Un détenu, quand il devait sortir, il sortait avec la chaîne aux pieds. Et même pour aller se faire soigner, tu devais sortir avec la chaîne aux pieds.

Les détenus se demandaient comment allons-nous faire pour nous unir, alors que toute la vie dans la prison consistait à s’enfoncer les uns les autres. L’amitié, c’était pas possible. Il y avait la suspicion, l’extrême violence, tout le monde marchait avec son couteau, tout le monde se méfiait de tout le monde. Comment on peut s’unir dans ces conditions ?

Père Joseph est parti, mais il y avait là la sœur Simone. Sœur Simone a dit qu’il y avait au sein du Mouvement des clubs du savoir, ces clubs se voulaient être un lieu de partage de savoir. “Voilà, que ceux qui connaissent quelque chose apprennent à ceux qui ne connaissent pas”.

On se demandait mais, qu’est-ce qu’on a à apprendre en prison ici ? On cherche à manger, à vivre.

La sœur Simone a amené la craie, et puis ils ont commencé, sur les murs, à apprendre et même sur les portes, dans les cellules, à apprendre à lire çà ceux qui savaient pas lire. D’autres sont venus : « Ah, moi je sais faire du théâtre ». La misère, elle a ça de terrible qu’elle déforme l’homme.Tu deviens comme une bête.

Et plus le club grandissait, plus l’unité grandissait et c’est à travers ce quotidien, avec la soeur Simone, avec les volontaires qui venaient, que nous avons commencé à comprendre vraiment le père Joseph.

Après l’alphabétisation, le théâtre, d’autres sont venus, ils ont commencé à faire de la sculpture: « Ah, c’est ce que moi je faisais en ville », alors la sœur Simone ramassait du bois et lui disait de commencer à sculpter. Elle nous demandait toujours de donner le meilleur de nous mêmes. Ça, on ne le comprenait pas souvent….« c’est en faisant de belles choses que vous serez considérés. »

Ce club du savoir a fait la démonstration que quand les gens se mettent ensemble, les choses peuvent changer.

Soeur Simone a gagné le coeur des hommes un à un.
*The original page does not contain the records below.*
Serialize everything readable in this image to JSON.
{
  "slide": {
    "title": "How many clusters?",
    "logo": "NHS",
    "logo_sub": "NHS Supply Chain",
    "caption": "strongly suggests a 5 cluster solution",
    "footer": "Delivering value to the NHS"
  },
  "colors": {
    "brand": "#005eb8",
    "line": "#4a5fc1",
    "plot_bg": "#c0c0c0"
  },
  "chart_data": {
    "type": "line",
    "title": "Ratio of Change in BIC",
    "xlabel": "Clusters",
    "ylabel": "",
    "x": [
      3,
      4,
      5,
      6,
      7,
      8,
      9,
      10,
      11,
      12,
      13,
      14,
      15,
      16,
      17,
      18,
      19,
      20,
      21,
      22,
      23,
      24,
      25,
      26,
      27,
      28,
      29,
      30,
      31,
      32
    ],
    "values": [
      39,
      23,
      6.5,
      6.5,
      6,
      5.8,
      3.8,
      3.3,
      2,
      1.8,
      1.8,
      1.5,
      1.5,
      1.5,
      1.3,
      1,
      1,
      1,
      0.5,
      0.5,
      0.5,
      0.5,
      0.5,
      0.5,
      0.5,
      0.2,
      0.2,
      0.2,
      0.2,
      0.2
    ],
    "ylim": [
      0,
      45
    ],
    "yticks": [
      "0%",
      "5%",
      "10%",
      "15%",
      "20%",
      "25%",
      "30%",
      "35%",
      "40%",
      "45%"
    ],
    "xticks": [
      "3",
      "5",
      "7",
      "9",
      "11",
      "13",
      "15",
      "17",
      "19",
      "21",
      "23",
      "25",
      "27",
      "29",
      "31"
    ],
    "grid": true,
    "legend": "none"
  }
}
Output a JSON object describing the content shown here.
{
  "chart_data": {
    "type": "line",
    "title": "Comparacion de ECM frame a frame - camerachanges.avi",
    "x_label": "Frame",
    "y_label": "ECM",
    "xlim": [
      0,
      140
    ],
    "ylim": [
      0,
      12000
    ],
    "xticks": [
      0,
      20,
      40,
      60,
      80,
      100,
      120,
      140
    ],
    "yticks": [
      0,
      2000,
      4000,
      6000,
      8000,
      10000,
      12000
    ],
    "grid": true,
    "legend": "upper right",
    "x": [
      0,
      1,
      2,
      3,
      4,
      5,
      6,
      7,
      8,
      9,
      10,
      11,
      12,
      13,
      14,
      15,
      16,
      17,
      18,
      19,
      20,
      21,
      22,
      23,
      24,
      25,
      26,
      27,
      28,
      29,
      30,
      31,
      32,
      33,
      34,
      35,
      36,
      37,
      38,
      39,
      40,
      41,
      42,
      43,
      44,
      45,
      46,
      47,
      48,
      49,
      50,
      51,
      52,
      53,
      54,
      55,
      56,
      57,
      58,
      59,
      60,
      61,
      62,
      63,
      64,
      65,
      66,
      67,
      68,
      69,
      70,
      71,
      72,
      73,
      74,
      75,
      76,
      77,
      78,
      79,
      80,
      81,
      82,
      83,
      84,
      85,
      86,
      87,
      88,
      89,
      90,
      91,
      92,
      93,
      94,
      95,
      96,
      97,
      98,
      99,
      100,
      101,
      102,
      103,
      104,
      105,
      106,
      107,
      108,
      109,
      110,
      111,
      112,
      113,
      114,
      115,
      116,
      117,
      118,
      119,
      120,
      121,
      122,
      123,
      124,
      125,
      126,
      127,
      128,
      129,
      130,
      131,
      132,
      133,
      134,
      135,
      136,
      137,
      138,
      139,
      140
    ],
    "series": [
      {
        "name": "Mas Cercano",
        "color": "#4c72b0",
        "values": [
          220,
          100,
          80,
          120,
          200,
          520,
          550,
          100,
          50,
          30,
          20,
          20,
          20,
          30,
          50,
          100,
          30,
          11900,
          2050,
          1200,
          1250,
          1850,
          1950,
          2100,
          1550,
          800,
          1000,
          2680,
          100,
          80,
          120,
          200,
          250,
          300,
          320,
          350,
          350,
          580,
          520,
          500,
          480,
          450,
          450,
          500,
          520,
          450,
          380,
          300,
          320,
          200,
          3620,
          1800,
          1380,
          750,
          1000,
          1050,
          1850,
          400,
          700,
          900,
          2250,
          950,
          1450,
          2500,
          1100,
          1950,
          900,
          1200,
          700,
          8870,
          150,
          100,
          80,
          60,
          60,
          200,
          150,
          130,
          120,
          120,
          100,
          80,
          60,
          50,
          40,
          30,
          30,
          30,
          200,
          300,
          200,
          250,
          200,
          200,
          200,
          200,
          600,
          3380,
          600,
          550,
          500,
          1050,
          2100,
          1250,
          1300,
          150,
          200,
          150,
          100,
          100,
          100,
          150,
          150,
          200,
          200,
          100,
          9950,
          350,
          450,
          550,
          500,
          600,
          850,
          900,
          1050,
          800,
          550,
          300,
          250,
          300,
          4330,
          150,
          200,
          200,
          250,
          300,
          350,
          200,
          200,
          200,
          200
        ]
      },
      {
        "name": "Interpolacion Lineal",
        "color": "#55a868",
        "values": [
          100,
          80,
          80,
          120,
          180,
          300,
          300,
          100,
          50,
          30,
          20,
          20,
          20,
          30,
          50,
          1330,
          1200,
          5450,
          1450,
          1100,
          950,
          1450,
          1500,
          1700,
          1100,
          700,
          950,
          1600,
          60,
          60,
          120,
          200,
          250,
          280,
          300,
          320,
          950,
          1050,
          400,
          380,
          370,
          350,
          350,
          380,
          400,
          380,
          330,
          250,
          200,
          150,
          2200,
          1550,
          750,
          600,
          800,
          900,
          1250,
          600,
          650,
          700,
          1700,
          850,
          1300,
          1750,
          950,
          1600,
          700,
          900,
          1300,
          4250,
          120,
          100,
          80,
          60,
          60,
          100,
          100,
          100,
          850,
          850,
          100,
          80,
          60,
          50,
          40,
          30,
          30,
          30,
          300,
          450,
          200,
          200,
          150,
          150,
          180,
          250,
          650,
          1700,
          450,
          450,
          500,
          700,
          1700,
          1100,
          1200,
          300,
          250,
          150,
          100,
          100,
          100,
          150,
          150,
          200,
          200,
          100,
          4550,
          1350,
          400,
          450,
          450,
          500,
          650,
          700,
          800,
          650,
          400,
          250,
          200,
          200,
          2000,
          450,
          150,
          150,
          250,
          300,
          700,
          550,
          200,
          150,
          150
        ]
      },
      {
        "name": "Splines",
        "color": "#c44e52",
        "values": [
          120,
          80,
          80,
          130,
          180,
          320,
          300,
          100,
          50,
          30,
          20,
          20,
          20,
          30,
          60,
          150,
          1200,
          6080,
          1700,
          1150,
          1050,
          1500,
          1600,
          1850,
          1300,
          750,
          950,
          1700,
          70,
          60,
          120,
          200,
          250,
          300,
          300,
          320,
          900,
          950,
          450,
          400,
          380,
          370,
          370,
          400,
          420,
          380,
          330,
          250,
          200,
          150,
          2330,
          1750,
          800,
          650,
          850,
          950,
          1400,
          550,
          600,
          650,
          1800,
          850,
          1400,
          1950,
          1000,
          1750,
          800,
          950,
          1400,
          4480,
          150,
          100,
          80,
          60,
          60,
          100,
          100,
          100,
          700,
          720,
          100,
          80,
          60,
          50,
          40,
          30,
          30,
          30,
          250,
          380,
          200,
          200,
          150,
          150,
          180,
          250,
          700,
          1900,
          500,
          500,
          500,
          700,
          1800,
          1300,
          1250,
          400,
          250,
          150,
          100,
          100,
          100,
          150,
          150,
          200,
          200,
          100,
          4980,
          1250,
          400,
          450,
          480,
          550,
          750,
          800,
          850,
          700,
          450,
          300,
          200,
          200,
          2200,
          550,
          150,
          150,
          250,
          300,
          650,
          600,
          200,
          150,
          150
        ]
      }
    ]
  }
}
Au niveau de l’Église, des médecins, de l’hôpital, au niveau des habitants du quartier. Elle les invitait à venir vers nous, pas pour nous donner à manger ou nous faire des cadeaux, mais tout simplement pour échanger avec nous, nous respecter.

La Ministre de la justice, Jacqueline Oble, est venue à la prison. Et la soeur lui a montré une sculpture que Soro avait fait. La Ministre a dit : “C’est beau ça”. C’est ainsi que la sculpture a été installée à la basilique Notre Dame de Yamoussouko. Cela faisait l’honneur des détenus, ça faisait l’honneur des surveillants, l’honneur de l’Église de Bouaké…et ça faisait l’honneur du pays.

C’est à partir de là que le regard de l’administration pénitentiaire a changé, le regard des autorités a changé, le regard des surveillants a changé. Nous-mêmes, on a commencé à croire en nous.

Depuis, chaque année, il y a un pèlerinage qui rassemble des chrétiens, des musulmans… toutes religions confondues. C’est une grande fierté pour nous de savoir que tous les gestes que nous avons posés, cette solidarité que nous avons bâtie, elle vit toujours.